Chief Navigator
AJ is committed to democratizing generative AI (GenAI) and building equitable Learning Health System (LHS) units to advance global health equity. He pioneered the concepts of “LHS units” for the scalable implementation of specific tasks within LHSs, and “theoretical LLMs” for preclinically validated large language models fine-tuned with synthetic patient data. These innovations enable doctors to responsibly use GenAI in predictive healthcare and empower navigators to effectively monitor patient care quality—helping large populations achieve timely, accurate diagnoses and personalized treatments. AJ also serves as a mentor in the NIH AI consortium AIM-AHEAD, supporting the training of the next generation of AI-empowered healthcare professionals.
From 2011 to 2016, AJ served on the U.S. Department of Health & Human Services (HHS) Region IX Health Equity Council, where he advocated for the recognition of navigators as essential health professionals. He has long focused on developing technologies to scale the impact of navigators, and in 2024, he introduced a breakthrough agentic GenAI system design capable of accurately predicting all diseases—an essential advancement for automating the monitoring of care quality and scaling patient navigation.
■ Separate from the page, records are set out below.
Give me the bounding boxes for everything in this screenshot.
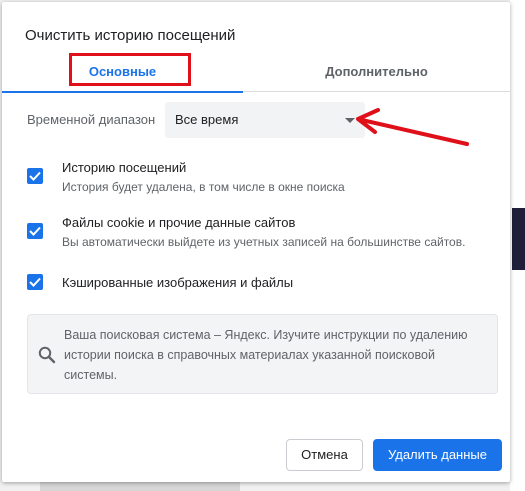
annotation-arrow — [356, 108, 469, 146]
background-page-block — [512, 208, 525, 270]
dialog-title: Очистить историю посещений — [25, 27, 236, 44]
time-range-label: Временной диапазон — [27, 112, 156, 127]
tab-advanced[interactable]: Дополнительно — [243, 56, 510, 92]
cookies-description: Вы автоматически выйдете из учетных запи… — [62, 235, 466, 249]
option-history: Историю посещений История будет удалена,… — [27, 160, 502, 196]
search-engine-info-text: Ваша поисковая система – Яндекс. Изучите… — [64, 328, 468, 382]
history-title: Историю посещений — [62, 160, 187, 175]
cache-title: Кэшированные изображения и файлы — [62, 275, 294, 290]
cookies-checkbox[interactable] — [27, 223, 43, 239]
checkmark-icon — [29, 171, 41, 181]
time-range-select[interactable]: Все время — [165, 102, 365, 138]
checkmark-icon — [29, 277, 41, 287]
time-range-value: Все время — [175, 112, 239, 127]
search-engine-info: Ваша поисковая система – Яндекс. Изучите… — [27, 314, 498, 394]
clear-history-dialog: Очистить историю посещений Основные Допо… — [2, 2, 510, 482]
option-cache: Кэшированные изображения и файлы — [27, 272, 502, 292]
history-description: История будет удалена, в том числе в окн… — [62, 180, 345, 194]
cookies-title: Файлы cookie и прочие данные сайтов — [62, 215, 296, 230]
option-cookies: Файлы cookie и прочие данные сайтов Вы а… — [27, 215, 502, 251]
cache-checkbox[interactable] — [27, 274, 43, 290]
search-icon — [38, 346, 56, 364]
cancel-button[interactable]: Отмена — [286, 439, 363, 471]
history-checkbox[interactable] — [27, 168, 43, 184]
delete-data-button[interactable]: Удалить данные — [373, 439, 502, 471]
checkmark-icon — [29, 226, 41, 236]
annotation-highlight-box — [69, 53, 191, 86]
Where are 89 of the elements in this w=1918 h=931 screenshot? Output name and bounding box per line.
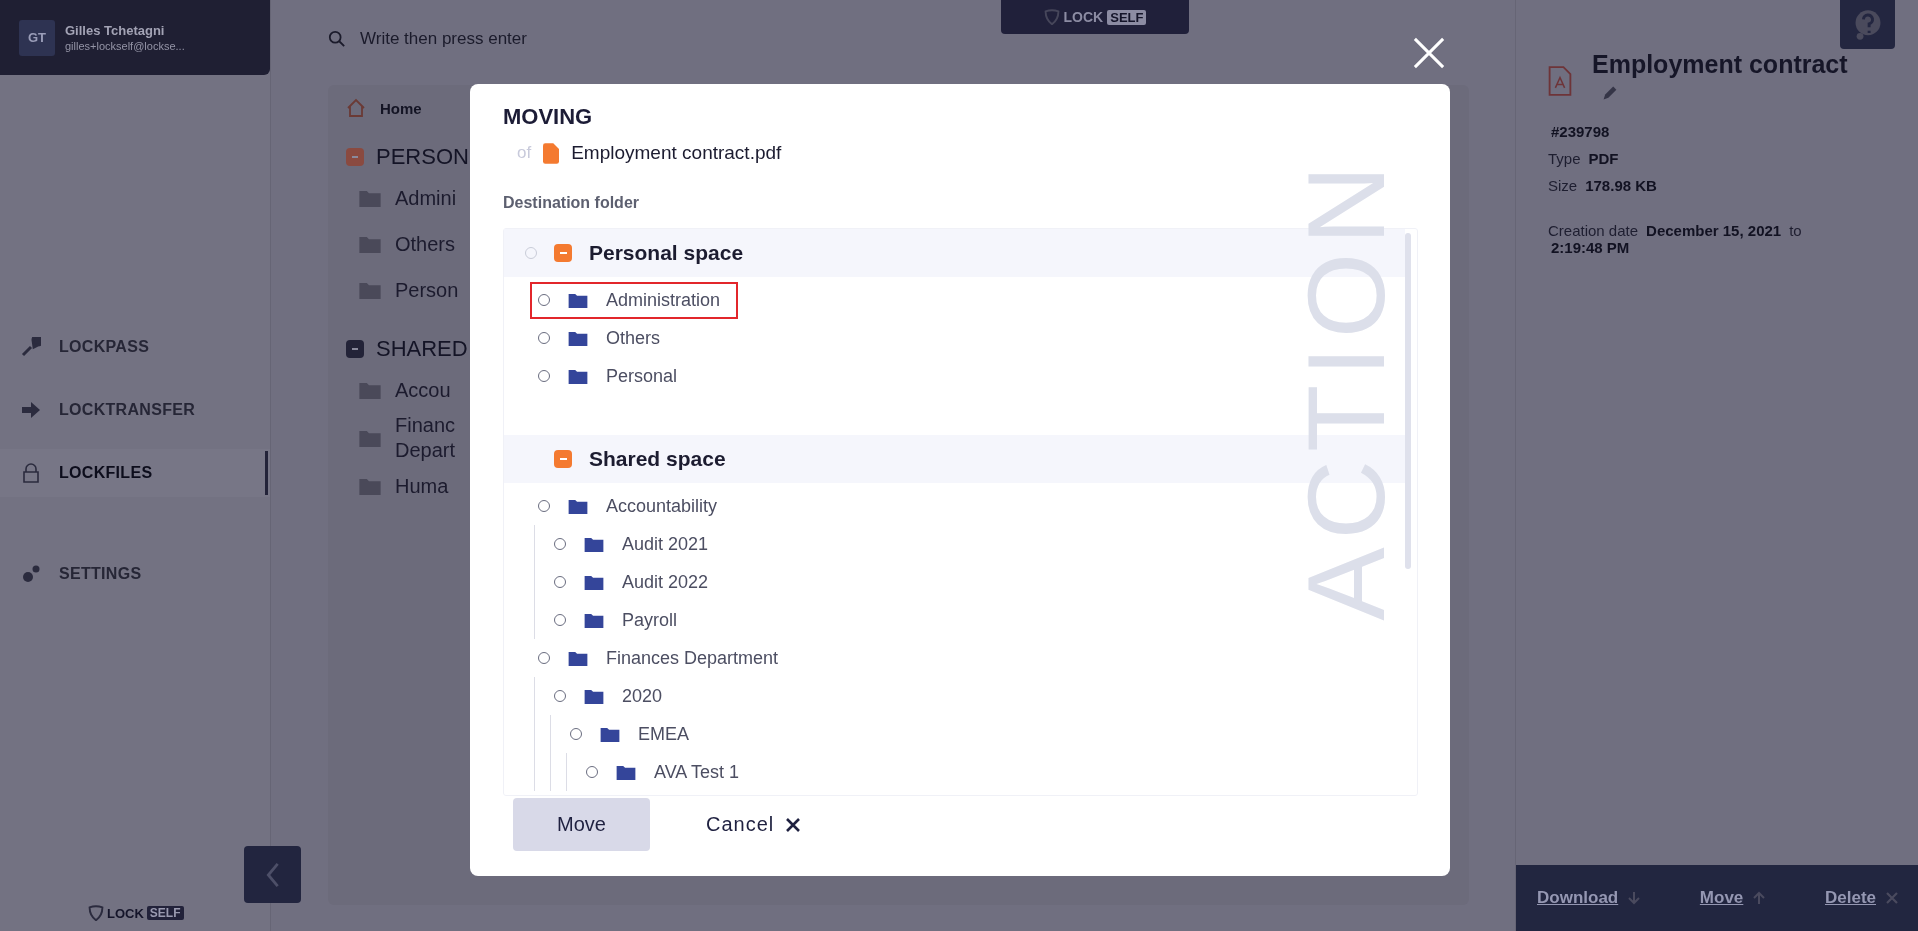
folder-name[interactable]: Financ [395, 413, 456, 438]
folder-name[interactable]: Admini [395, 185, 457, 211]
folder-icon [359, 381, 381, 399]
highlighted-folder[interactable]: Administration [530, 281, 739, 319]
folder-option[interactable]: Audit 2022 [546, 563, 727, 601]
folder-name[interactable]: Person [395, 277, 459, 303]
destination-label: Destination folder [503, 194, 640, 212]
date-joiner: to [1789, 222, 1802, 239]
close-icon [786, 817, 801, 832]
folder-icon [568, 498, 588, 514]
folder-icon [584, 612, 604, 628]
field-value: 2:19:48 PM [1550, 239, 1631, 256]
arrow-up-icon [1753, 891, 1766, 905]
file-name: Employment contract.pdf [571, 142, 782, 164]
folder-option[interactable]: Finances Department [530, 639, 797, 677]
folder-icon [359, 281, 381, 299]
folder-icon [568, 368, 588, 384]
field-label: Creation date [1548, 222, 1639, 239]
logo-text: LOCK [107, 905, 144, 921]
key-icon [21, 337, 41, 357]
space-title: Personal space [589, 241, 744, 265]
folder-icon [568, 292, 588, 308]
pdf-file-icon [1548, 66, 1572, 96]
folder-icon [616, 764, 636, 780]
arrow-right-icon [21, 400, 41, 420]
search-icon [328, 30, 346, 48]
logo-badge: SELF [146, 906, 184, 920]
folder-icon [359, 189, 381, 207]
field-label: Type [1548, 150, 1581, 167]
folder-name[interactable]: Depart [395, 438, 456, 463]
user-name: Gilles Tchetagni [65, 23, 166, 38]
user-email: gilles+lockself@lockse... [65, 40, 185, 52]
nav-item[interactable]: LOCKTRANSFER [0, 386, 270, 434]
cancel-button[interactable]: Cancel [700, 812, 807, 837]
action-link[interactable]: Delete [1824, 888, 1898, 908]
folder-option[interactable]: AVA Test 1 [578, 753, 758, 791]
space-title: Shared space [589, 447, 726, 471]
folder-name[interactable]: Huma [395, 473, 449, 499]
search-field[interactable]: Write then press enter [358, 28, 722, 50]
nav-item[interactable]: LOCKPASS [0, 323, 270, 371]
section-title: SHARED [376, 336, 468, 362]
field-value: PDF [1588, 150, 1619, 167]
folder-icon [584, 688, 604, 704]
file-title: Employment contract [1592, 50, 1848, 79]
shield-icon [88, 905, 104, 921]
collapse-icon[interactable] [554, 450, 572, 468]
folder-option[interactable]: Audit 2021 [546, 525, 727, 563]
folder-icon [359, 477, 381, 495]
user-avatar: GT [19, 19, 55, 56]
home-icon [346, 98, 366, 118]
folder-icon [568, 330, 588, 346]
folder-icon [359, 235, 381, 253]
nav-item[interactable]: LOCKFILES [0, 449, 270, 497]
file-id: #239798 [1550, 123, 1611, 140]
folder-name[interactable]: Accou [395, 377, 451, 403]
field-value: December 15, 2021 [1646, 222, 1782, 239]
action-link[interactable]: Download [1537, 888, 1641, 908]
folder-icon [584, 574, 604, 590]
folder-icon [600, 726, 620, 742]
close-icon[interactable] [1413, 37, 1445, 69]
close-icon [1886, 891, 1898, 905]
nav-item[interactable]: SETTINGS [0, 550, 270, 598]
folder-option[interactable]: Others [530, 319, 679, 357]
field-label: Size [1548, 177, 1578, 194]
action-link[interactable]: Move [1699, 888, 1766, 908]
logo-badge: SELF [1107, 9, 1147, 25]
pencil-icon[interactable] [1602, 85, 1618, 101]
move-button[interactable]: Move [513, 798, 650, 851]
shield-icon [1043, 9, 1060, 25]
folder-icon [584, 536, 604, 552]
collapse-icon[interactable] [346, 340, 364, 358]
folder-icon [359, 429, 381, 447]
folder-option[interactable]: Accountability [530, 487, 736, 525]
folder-icon [568, 650, 588, 666]
folder-name[interactable]: Others [395, 231, 456, 257]
breadcrumb-link[interactable]: Home [380, 99, 422, 117]
collapse-icon[interactable] [554, 244, 572, 262]
folder-option[interactable]: 2020 [546, 677, 681, 715]
folder-option[interactable]: Personal [530, 357, 696, 395]
logo-text: LOCK [1063, 9, 1104, 25]
dialog-title: MOVING [503, 104, 594, 130]
file-icon [543, 142, 560, 164]
arrow-down-icon [1628, 891, 1641, 905]
lock-icon [21, 463, 41, 483]
folder-option[interactable]: EMEA [562, 715, 707, 753]
section-title: PERSON [376, 144, 469, 170]
field-value: 178.98 KB [1585, 177, 1657, 194]
scrollbar-thumb[interactable] [1405, 233, 1411, 569]
folder-option[interactable]: Payroll [546, 601, 696, 639]
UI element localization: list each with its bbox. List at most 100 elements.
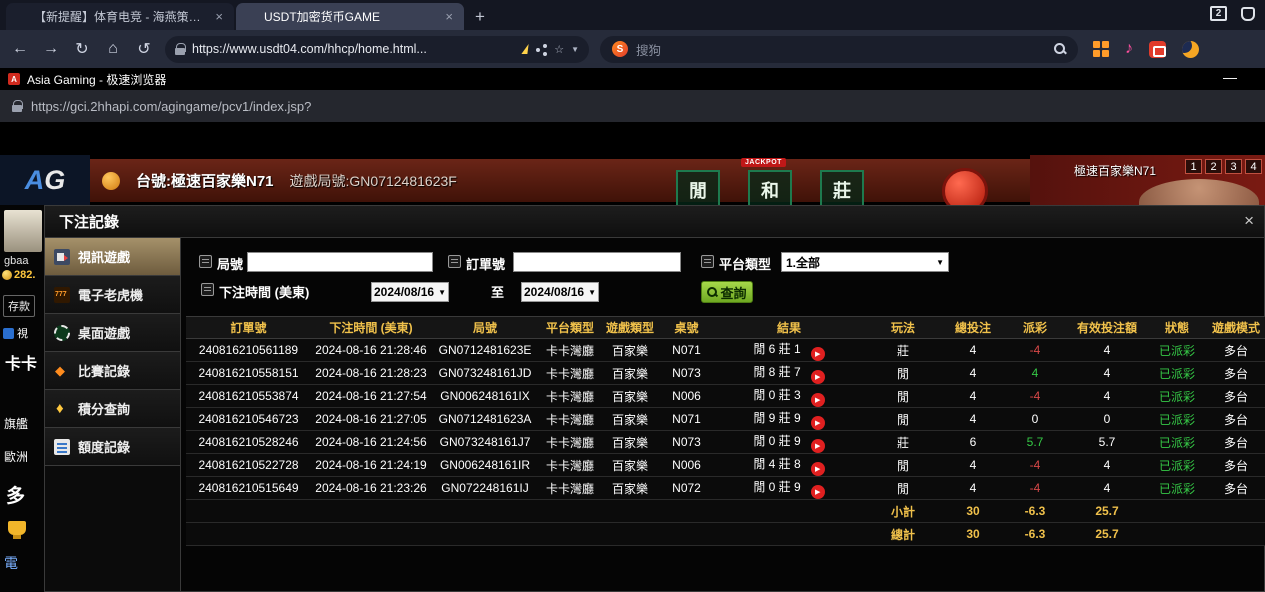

From 2013 to 2014, AJ served on the Consumer Technology Workgroup of the HHS Federal Advisory Committee on Health IT Standards, where he contributed to the recommendation of using APIs for patient-driven health record exchange—a standard that later became a core requirement under the 21st Century Cures Act and is now widely used to integrate patient data from EHR systems. He was the first to simulate a complete end-to-end BlueButton data exchange via API, winning the national developer challenge hosted by the U.S. HHS Office of the National Coordinator for Health IT (ONC).
Earlier in his career, AJ developed the core semantic search technologies at Healthline.com, enabling health search engines to reach over 100 million monthly users. His public health search engine project earned him a prize in the myHealthyPeople Developer Challenge hosted by the U.S. HHS. He also led the development of genomic software for personalized medicine at Hyseq and collaborated with Nobel Laureate Dr. Barry Marshall to promote the groundbreaking H. pylori theory.
AJ completed postdoctoral training in Immunology at Harvard Medical School and the Duke University School of Medicine. He earned his PhD from the University of Utah and holds a BS from Fudan University.